Monday, February 25, 2019

LinkedIn's MiGz format, vs bgzf / bgzip

LinkedIn have created a new gzip variant that permits both multi-threaded encoding and decoding.

It achieves this by using the EXTRA field in the gzip headers to indicate the size of the block, so the decoder can read ahead and do multiple decompressions in parallel.  In order for this to work, each block (512Kb by default) also has to be an entirely self-contained gzip stream without LZ operations referring back to data in earlier blocks.

LinkedIn themselves mention that this is very similar to bgzip which also uses the gzip EXTRA field to store additional meta-data, albeit with a smaller 64Kb block size.  They recognise the similarity, but sadly failed to notice the "-@" option of bgzip (see the man page above) to specify the number of threads.  Quoting from their blog (emboldening mine):

Interestingly, BGZip uses an EXTRA field to record the size of the compressed data just as MiGz does (to allow an index to be built efficiently without having to decode every block), and this theoretically allows for multithreaded decompression. However, we are aware of no implementation of this and, because BGZip limits each block to 64KB of data (uncompressed), BGZip-compressed files will tend to be larger than those compressed with MiGz (which uses a 512KB block size by default).

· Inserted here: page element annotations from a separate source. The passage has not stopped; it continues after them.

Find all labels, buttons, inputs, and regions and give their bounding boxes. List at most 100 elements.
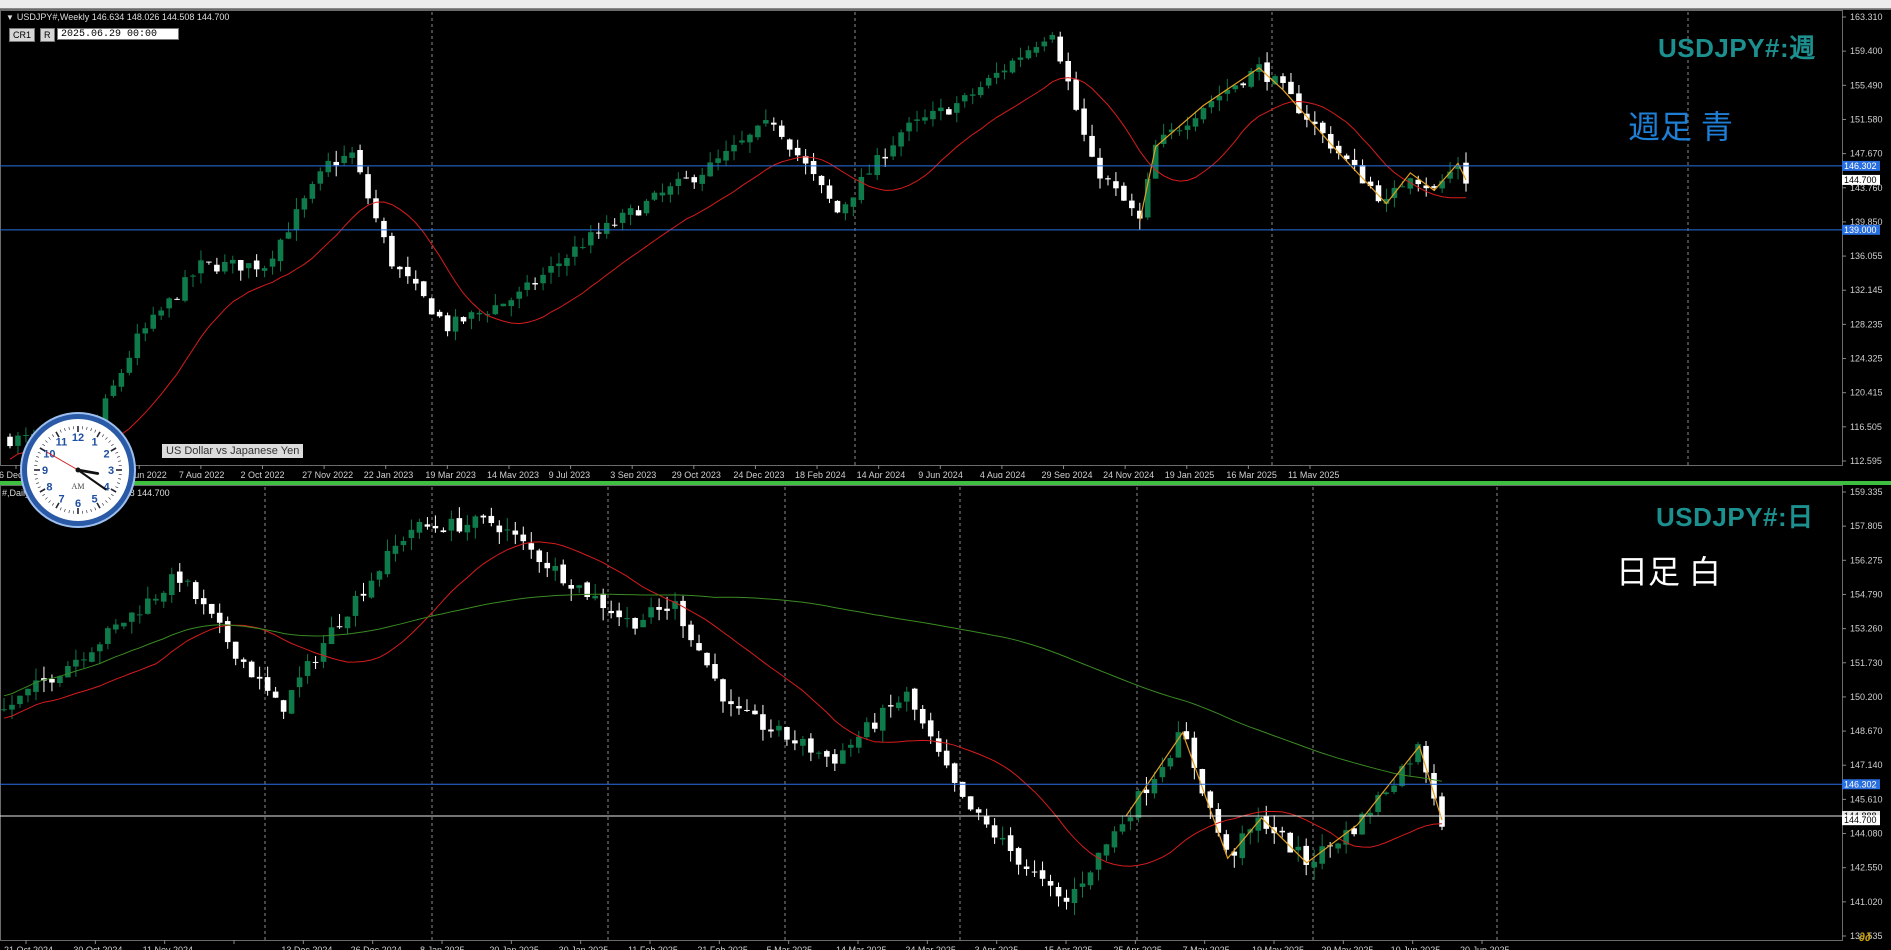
candle-body [142, 328, 148, 333]
candle-body [313, 662, 319, 663]
clock-numeral: 7 [58, 494, 64, 506]
candle-body [680, 601, 686, 626]
candle-body [532, 283, 538, 285]
candle-body [345, 617, 351, 629]
clock-tick [45, 497, 47, 499]
candle-body [528, 543, 534, 549]
candle-body [1201, 108, 1207, 119]
clock-tick [111, 489, 116, 492]
clock-tick [115, 452, 118, 453]
candle-body [1391, 786, 1397, 792]
candle-body [787, 139, 793, 149]
candle-body [946, 109, 952, 114]
candle-body [992, 825, 998, 837]
candle-body [1407, 763, 1413, 764]
y-tick-label: 128.235 [1850, 319, 1883, 329]
candle-body [257, 677, 263, 679]
y-tick-label: 151.730 [1850, 658, 1883, 668]
candle-body [938, 108, 944, 111]
candle-body [289, 690, 295, 714]
candle-body [904, 692, 910, 702]
clock-tick [38, 452, 41, 453]
candle-body [795, 148, 801, 155]
candle-body [111, 386, 117, 396]
candle-body [481, 516, 487, 518]
candle-body [763, 120, 769, 124]
clock-tick [42, 494, 44, 496]
candle-body [449, 519, 455, 531]
clock-tick [117, 483, 120, 484]
clock-tick [108, 441, 110, 443]
candle-body [691, 177, 697, 182]
dropdown-triangle-icon[interactable]: ▼ [6, 13, 14, 22]
candle-body [105, 628, 111, 644]
clock-face-icon: 123456789101112AM [27, 419, 129, 521]
candle-body [1088, 872, 1094, 885]
candle-body [278, 240, 284, 261]
candle-body [880, 708, 886, 731]
candle-body [1026, 50, 1032, 58]
clock-tick [69, 510, 70, 513]
candle-body [572, 247, 578, 257]
candle-body [644, 201, 650, 213]
candle-body [616, 611, 622, 618]
candle-body [652, 193, 658, 200]
candle-body [129, 613, 135, 622]
candle-body [768, 730, 774, 732]
candle-body [1319, 846, 1325, 864]
daily-chart-panel[interactable]: 21 Oct 202430 Oct 202411 Nov 202413 Dec … [0, 481, 1891, 950]
candle-body [824, 751, 830, 757]
candle-body [704, 653, 710, 665]
candle-body [912, 689, 918, 710]
candle-body [856, 737, 862, 748]
candle-body [624, 618, 630, 619]
candle-body [501, 304, 507, 307]
candle-body [433, 526, 439, 528]
y-tick-label: 150.200 [1850, 692, 1883, 702]
candle-body [1040, 870, 1046, 879]
x-tick-label: 22 Jan 2023 [364, 470, 414, 478]
candle-body [353, 596, 359, 616]
candle-body [604, 223, 610, 234]
x-tick-label: 24 Dec 2023 [733, 470, 784, 478]
candle-body [333, 162, 339, 165]
weekly-chart-canvas[interactable]: 26 Dec 202117 Apr 202212 Jun 20227 Aug 2… [0, 10, 1891, 478]
daily-chart-canvas[interactable]: 21 Oct 202430 Oct 202411 Nov 202413 Dec … [0, 485, 1891, 950]
clock-tick [69, 427, 70, 430]
y-tick-label: 132.145 [1850, 285, 1883, 295]
clock-numeral: 3 [108, 465, 114, 477]
candle-body [302, 198, 308, 209]
clock-tick [102, 434, 104, 436]
x-tick-label: 16 Mar 2025 [1226, 470, 1277, 478]
candle-body [728, 701, 734, 704]
weekly-chart-panel[interactable]: 26 Dec 202117 Apr 202212 Jun 20227 Aug 2… [0, 9, 1891, 478]
window-top-strip [0, 0, 1891, 9]
x-tick-label: 18 Feb 2024 [795, 470, 846, 478]
candle-body [9, 705, 15, 710]
y-tick-label: 163.310 [1850, 12, 1883, 22]
candle-body [1105, 178, 1111, 179]
plot-border [1, 11, 1843, 466]
clock-tick [35, 461, 38, 462]
candle-body [161, 593, 167, 602]
candle-body [89, 652, 95, 662]
candle-body [377, 571, 383, 579]
candle-body [385, 551, 391, 574]
date-input[interactable]: 2025.06.29 00:00 [57, 28, 179, 40]
x-tick-label: 24 Nov 2024 [1103, 470, 1154, 478]
cr1-button[interactable]: CR1 [9, 28, 35, 42]
x-tick-label: 4 Aug 2024 [980, 470, 1026, 478]
candle-body [1120, 824, 1126, 831]
candle-body [182, 277, 188, 301]
candle-body [544, 563, 550, 568]
x-tick-label: 9 Jun 2024 [918, 470, 963, 478]
candle-body [962, 95, 968, 101]
candle-body [127, 358, 133, 373]
candle-body [249, 662, 255, 678]
x-tick-label: 7 Aug 2022 [179, 470, 225, 478]
x-tick-label: 27 Nov 2022 [302, 470, 353, 478]
y-tick-label: 112.595 [1850, 456, 1882, 466]
clock-tick [87, 510, 88, 513]
candle-body [596, 233, 602, 234]
r-button[interactable]: R [40, 28, 55, 42]
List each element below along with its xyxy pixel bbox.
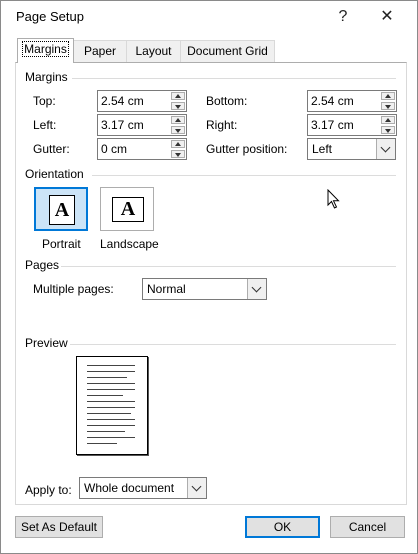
preview-text-line [87, 383, 135, 384]
page-setup-dialog: Page Setup ? ✕ Margins Paper Layout Docu… [0, 0, 418, 554]
spin-up-arrow-icon[interactable] [171, 116, 185, 124]
margins-panel: Margins Top: 2.54 cm Bottom: 2.54 cm Lef… [15, 62, 407, 505]
help-button[interactable]: ? [329, 5, 357, 29]
tab-layout[interactable]: Layout [126, 40, 181, 62]
mouse-cursor-icon [327, 189, 340, 209]
close-button[interactable]: ✕ [373, 5, 401, 29]
spin-down-arrow-icon[interactable] [171, 126, 185, 134]
tab-strip: Margins Paper Layout Document Grid [15, 38, 405, 63]
spin-up-arrow-icon[interactable] [171, 92, 185, 100]
preview-text-line [87, 365, 135, 366]
top-margin-label: Top: [33, 94, 56, 108]
spin-down-arrow-icon[interactable] [381, 102, 395, 110]
top-margin-spinner[interactable]: 2.54 cm [97, 90, 187, 112]
right-margin-label: Right: [206, 118, 238, 132]
multiple-pages-label: Multiple pages: [33, 282, 114, 296]
tab-margins-label: Margins [22, 41, 69, 57]
bottom-margin-label: Bottom: [206, 94, 248, 108]
gutter-value: 0 cm [101, 142, 128, 156]
spin-up-arrow-icon[interactable] [381, 92, 395, 100]
preview-text-line [87, 431, 125, 432]
spin-down-arrow-icon[interactable] [171, 102, 185, 110]
spin-down-arrow-icon[interactable] [381, 126, 395, 134]
preview-text-line [87, 395, 123, 396]
landscape-button[interactable]: A [100, 187, 154, 231]
divider [92, 175, 396, 176]
preview-text-line [87, 377, 127, 378]
preview-text-line [87, 437, 135, 438]
preview-text-line [87, 443, 117, 444]
right-margin-value: 3.17 cm [311, 118, 354, 132]
set-as-default-button[interactable]: Set As Default [15, 516, 103, 538]
page-preview [76, 356, 148, 455]
tab-margins[interactable]: Margins [17, 38, 74, 63]
preview-group-label: Preview [25, 336, 68, 350]
landscape-page-icon: A [112, 197, 144, 222]
preview-text-line [87, 389, 135, 390]
preview-text-line [87, 413, 131, 414]
apply-to-label: Apply to: [25, 483, 72, 497]
multiple-pages-value: Normal [147, 282, 186, 296]
left-margin-value: 3.17 cm [101, 118, 144, 132]
landscape-label: Landscape [100, 237, 159, 251]
portrait-button[interactable]: A [34, 187, 88, 231]
gutter-position-label: Gutter position: [206, 142, 288, 156]
bottom-margin-spinner[interactable]: 2.54 cm [307, 90, 397, 112]
spin-up-arrow-icon[interactable] [381, 116, 395, 124]
multiple-pages-select[interactable]: Normal [142, 278, 267, 300]
tab-document-grid[interactable]: Document Grid [180, 40, 275, 62]
spin-up-arrow-icon[interactable] [171, 140, 185, 148]
preview-text-line [87, 371, 135, 372]
window-title: Page Setup [16, 9, 84, 24]
chevron-down-icon[interactable] [376, 139, 395, 159]
portrait-page-icon: A [49, 195, 75, 225]
gutter-position-select[interactable]: Left [307, 138, 396, 160]
divider [72, 78, 396, 79]
chevron-down-icon[interactable] [247, 279, 266, 299]
margins-group-label: Margins [25, 70, 68, 84]
apply-to-select[interactable]: Whole document [79, 477, 207, 499]
tab-paper[interactable]: Paper [73, 40, 127, 62]
gutter-spinner[interactable]: 0 cm [97, 138, 187, 160]
pages-group-label: Pages [25, 258, 60, 272]
bottom-margin-value: 2.54 cm [311, 94, 354, 108]
gutter-position-value: Left [312, 142, 333, 156]
preview-text-line [87, 407, 135, 408]
preview-text-line [87, 401, 135, 402]
chevron-down-icon[interactable] [187, 478, 206, 498]
preview-text-line [87, 419, 135, 420]
portrait-label: Portrait [42, 237, 81, 251]
apply-to-value: Whole document [84, 481, 175, 495]
gutter-label: Gutter: [33, 142, 70, 156]
divider [70, 344, 396, 345]
title-bar: Page Setup ? ✕ [1, 1, 417, 33]
orientation-group-label: Orientation [25, 167, 84, 181]
divider [61, 266, 396, 267]
ok-button[interactable]: OK [245, 516, 320, 538]
right-margin-spinner[interactable]: 3.17 cm [307, 114, 397, 136]
left-margin-label: Left: [33, 118, 57, 132]
left-margin-spinner[interactable]: 3.17 cm [97, 114, 187, 136]
top-margin-value: 2.54 cm [101, 94, 144, 108]
preview-text-line [87, 425, 135, 426]
spin-down-arrow-icon[interactable] [171, 150, 185, 158]
cancel-button[interactable]: Cancel [330, 516, 405, 538]
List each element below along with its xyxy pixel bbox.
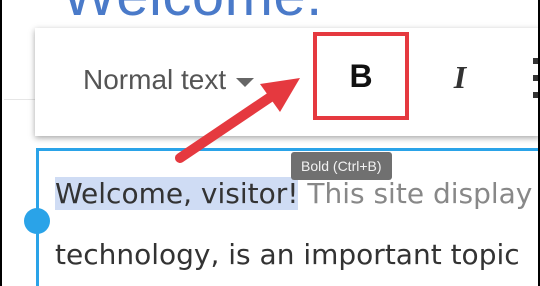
bold-button[interactable]: B [313, 32, 409, 120]
selection-handle[interactable] [24, 208, 50, 234]
text-style-label: Normal text [83, 64, 227, 95]
selected-text: Welcome, visitor! [55, 177, 299, 210]
caret-down-icon [236, 77, 255, 87]
formatting-toolbar: Normal text B I [35, 28, 538, 136]
screenshot-frame: Welcome. Normal text B I Welcome, visito… [0, 0, 540, 286]
italic-button[interactable]: I [435, 52, 485, 102]
bold-tooltip: Bold (Ctrl+B) [291, 152, 392, 180]
text-editor[interactable]: Welcome, visitor! This site display tech… [36, 148, 538, 286]
editor-line-2: technology, is an important topic [55, 238, 520, 271]
italic-icon: I [453, 58, 467, 95]
page-heading: Welcome. [62, 0, 323, 29]
editor-line-1: Welcome, visitor! This site display [55, 177, 532, 210]
more-options-icon[interactable] [529, 58, 538, 98]
editor-text-rest: This site display [298, 177, 533, 210]
bold-icon: B [349, 57, 373, 94]
text-style-dropdown[interactable]: Normal text [83, 64, 255, 96]
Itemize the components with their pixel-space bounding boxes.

The comment about block size is a valid one, although bgzf (the gzip variant that bgzip is reading and writing) was optimised for fine grained random access rather than size.  Sadly however the statement about lack of multi-threading support is plain wrong.  It's been in htslib since the 1.4 release in mid 2017, and furthermore with the 1.8 release we added support for linking against libdeflate to get access to a more efficient implementation of the Deflate standard than provided by Zlib.

It's always a pleasure to compare new compression tools, so thanks to LinkedIn for making their work public.  I was curious enough to do a side by side comparison, using the first 1Gb of a Wikipedia archive ("enwik9").  Tests are an average of 5 tests for compression time and 20 tests of decompression time, excluding any obvious outliers.  Compression was writing to a new file, while decompression was sending the output to /dev/null.

Mzip file size = 32611530

Tool Encode(s) Decode(s)
mzip -6 -t 1 41.175 4.568
mzip -6 -t 8 6.647 0.622
mzip -6 -t 16 3.848 0.441
mzip -6 -t 32 2.914 0.480
mzip -6 -t 54 2.459 0.564

Bgzip here was built using libdeflate ("./configure --with-libdeflate CPPFLAGS=-I$HOME/ftp/compression/libdeflate LDFLAGS=-L$HOME/ftp/compression/libdeflate") so the unthreaded speed is faster already.

Bgzip file size = 340338947

Tool Encode(s) Decode(s)
bgzip -l6 -@1 16.571 1.929
bgzip -l6 -@8 2.858 0.319
bgzip -l6 -@16 1.883 0.243
bgzip -l6 -@32 1.548 0.226
bgzip -l6 -@54 1.577 0.222

Bgzip file size is around 5% larger on the default compression level, primarily due to the small block size.  Both suffer from lack of good multi-threading performance at high thread counts, sometimes even increasing in real-time with more threads, but a lot of this comes down to I/O bottlenecks and likely contention between hyperthreads (the system only has 27 real cores) or hypervisor / virtualization problems.  As an example when output to /dev/null instead of enwiki9.gz the fastest bgzip is 0.78s instead of 1.58s.  However it is still clear that some high thread count problems exist in both implementations.

Bgzip, or rather htslib on which it is derived, also uses a thread-pool system.  This shares worker threads between file descriptors, so for example merging 5 BAM files and writing a new BAM file with 16 threads will still only use 16 threads for the entire job, auto-balancing the number of workers per input or output file descriptor based on their throughput.

I'll happily concede bgzf has some deficiencies, such as the ability to control block size, so it's nice that MiGz improves on this.  Ideally it should be capable of using different (better) implementations of Deflate, but I appreciate this may be harder to achieve from within Java.